Als Zielsetzung der 50+1-Regel wird meist genannt, dass die Profivereine nicht zum Spekulationsobjekt werden sollen. Darüber hinaus soll verhindert werden, dass Investoren den sportlichen und wirtschaftlichen Wettbewerb verzerren. Schließlich wird angeführt, dass die Identifikation der Fans mit den Vereinen nicht gefährdet werden soll.

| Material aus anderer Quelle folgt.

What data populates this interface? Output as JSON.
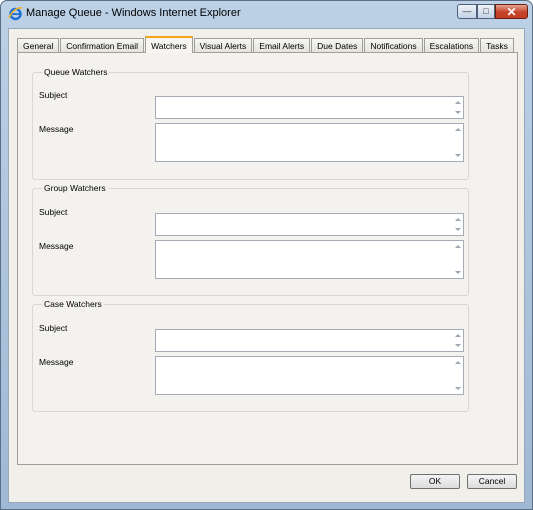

Jede dieser drei Zielsetzungen bietet Angriffsflächen. So kann man fragen, ob es tatsächlich Präzedenzfälle gibt, in denen die Möglichkeit einer Beteiligung von 50 Prozent oder mehr dazu geführt hat, dass Profivereine zu Spekulationsobjekten wurden. Zudem ist fraglich, ob nicht auch Minderheitsbeteiligungen dazu führen können, dass Profivereine zu Spekulationsobjekten werden. Und wird der Wettbewerb tatsächlich verzerrt, wenn alle besseren Zugang zu finanziellen Ressourcen haben? Nicht zuletzt kann man auch hinterfragen, ob bei Profivereinen mit Beteiligung eines Investors von 50 % oder mehr nachhaltige Identifikationsprobleme für die Fans bestanden.

Am Ende bleibt möglicherweise die Frage, ob ein derart unklares Erfahrungsbild einen wettbewerbsbeschränkenden Eingriff durch die 50+1-Regel überhaupt rechtfertigt. Dabei wäre zu prüfen, ob die 50+1-Regel erforderlich und verhältnismäßig ist, um die genannten Ziele zu erreichen.

Selbst wenn die 50+1-Regel eine Wettbewerbsbeschränkung im Sinne des AEUV ist, könnte sie trotzdem vom Kartellverbot ausgenommen sein, und zwar dann, wenn sie zu Vorteilen führt, die auch an den Endverbraucher weitergegeben werden – in diesem Fall also an die Fußballfans.